Filmed on location in and around the Theatre Royal, Drury Lane, Derek Jacobi presents a profile of the eighteenth century's greatest actor, showman and manager.

Born into modest surroundings in Lichfield, Garrick announced his debut in modest form; although playing Shakespeare, he did not put his name on the playbill. This was a clever strategy; if successful, he would increase public curiosity as to the identity of this mysterious performer; if he failed, he could crawl back into the depths of anonymity.

Luck was with him; his performance was well received; and Garrick was catapulted into the limelight. After a comparatively short time in the provinces, he made his way to Drury Lane, and by his early thirties had assumed the management of the entire theater. Never one to hide his light under a bushel, he shamelessly publicized his performances in a manner befitting a great star, and drew audiences to match.

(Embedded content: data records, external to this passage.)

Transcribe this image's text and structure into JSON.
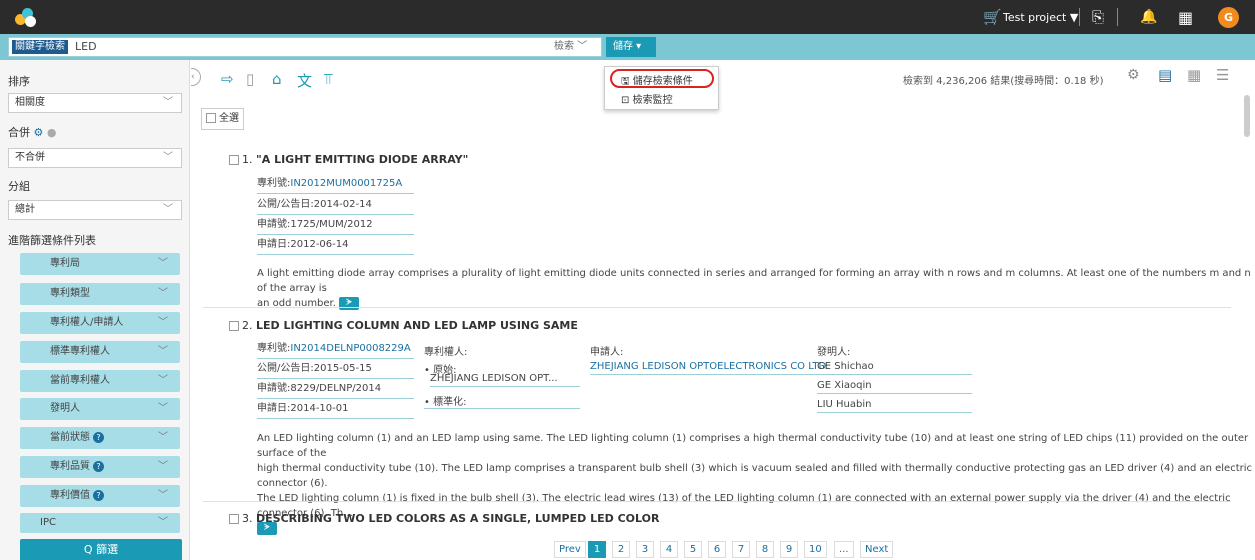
{
  "topbar": {
    "project": "Test project ▼",
    "avatar": "G"
  },
  "search": {
    "mode_badge": "關鍵字檢索",
    "query": "LED",
    "search_label": "檢索 ﹀",
    "save_label": "儲存 ▾"
  },
  "save_menu": {
    "items": [
      "儲存檢索條件",
      "檢索監控"
    ]
  },
  "sidebar": {
    "sort_label": "排序",
    "sort_value": "相關度",
    "merge_label": "合併",
    "merge_value": "不合併",
    "group_label": "分組",
    "group_value": "總計",
    "filter_list_label": "進階篩選條件列表",
    "facets": [
      "專利局",
      "專利類型",
      "專利權人/申請人",
      "標準專利權人",
      "當前專利權人",
      "發明人",
      "當前狀態",
      "專利品質",
      "專利價值",
      "IPC"
    ],
    "filter_button": "Q 篩選"
  },
  "results": {
    "count_text": "檢索到 4,236,206 結果(搜尋時間：0.18 秒)",
    "select_all": "全選",
    "items": [
      {
        "num": "1.",
        "title": "\"A LIGHT EMITTING DIODE ARRAY\"",
        "patent_no_label": "專利號:",
        "patent_no": "IN2012MUM0001725A",
        "pub_date": "公開/公告日:2014-02-14",
        "app_no": "申請號:1725/MUM/2012",
        "app_date": "申請日:2012-06-14",
        "abstract_l1": "A light emitting diode array comprises a plurality of light emitting diode units connected in series and arranged for forming an array with n rows and m columns. At least one of the numbers m and n of the array is",
        "abstract_l2": "an odd number."
      },
      {
        "num": "2.",
        "title": "LED LIGHTING COLUMN AND LED LAMP USING SAME",
        "patent_no_label": "專利號:",
        "patent_no": "IN2014DELNP0008229A",
        "pub_date": "公開/公告日:2015-05-15",
        "app_no": "申請號:8229/DELNP/2014",
        "app_date": "申請日:2014-10-01",
        "assignee_label": "專利權人:",
        "orig_label": "• 原始:",
        "orig_value": "ZHEJIANG LEDISON OPT...",
        "std_label": "• 標準化:",
        "applicant_label": "申請人:",
        "applicant_value": "ZHEJIANG LEDISON OPTOELECTRONICS CO LTD.",
        "inventor_label": "發明人:",
        "inventors": [
          "GE Shichao",
          "GE Xiaoqin",
          "LIU Huabin"
        ],
        "abstract_l1": "An LED lighting column (1) and an LED lamp using same. The LED lighting column (1) comprises a high thermal conductivity tube (10) and at least one string of LED chips (11) provided on the outer surface of the",
        "abstract_l2": "high thermal conductivity tube (10). The LED lamp comprises a transparent bulb shell (3) which is vacuum sealed and filled with thermally conductive protecting gas an LED driver (4) and an electric connector (6).",
        "abstract_l3": "The LED lighting column (1) is fixed in the bulb shell (3). The electric lead wires (13) of the LED lighting column (1) are connected with an external power supply via the driver (4) and the electric connector (6). Th..."
      },
      {
        "num": "3.",
        "title": "DESCRIBING TWO LED COLORS AS A SINGLE, LUMPED LED COLOR"
      }
    ]
  },
  "pagination": {
    "prev": "Prev",
    "pages": [
      "1",
      "2",
      "3",
      "4",
      "5",
      "6",
      "7",
      "8",
      "9",
      "10"
    ],
    "ellipsis": "...",
    "next": "Next"
  }
}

In terms of acting-style Garrick introduced a much more naturalistic form. To modern playgoers his approach might seem too mannered and artificial - at least, according to theater experts - but at least he approached the characters he played as real people, not simply figures of fiction. Never one for textual fidelity, Garrick ruthlessly reshaped Shakespeare to his own tastes: KING LEAR was given a happy ending, while ROMEO AND JULIET had the star-crossed lovers galloping away into the Veronese sunset.

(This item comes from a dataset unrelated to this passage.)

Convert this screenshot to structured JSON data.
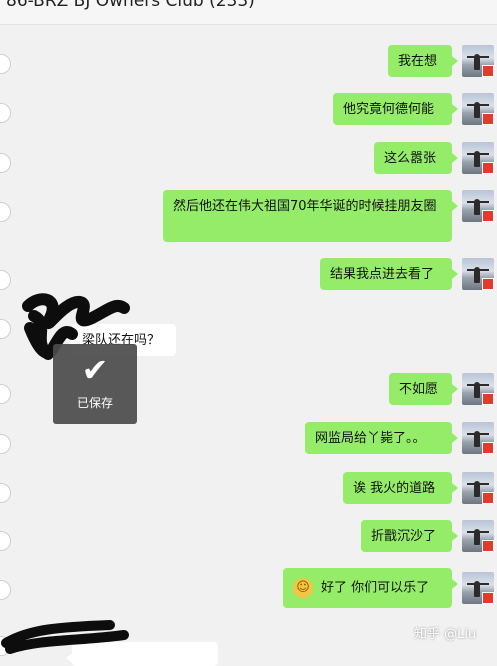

Perhaps Garrick's major contribution to the development of British theater lay in his understanding of the zeitgeist. When he died in his mid-sixties, he was still at the top of his profession, able to attract huge audiences to his repertoire. He not only carried on a venerable tradition established during Shakespeare's time, but paved the way for the great Victorians such as Macready and Kean.

Enthusiastically presented by Jacobi - who clearly relished talking about his subject - this was at once an informative yet highly personal profile.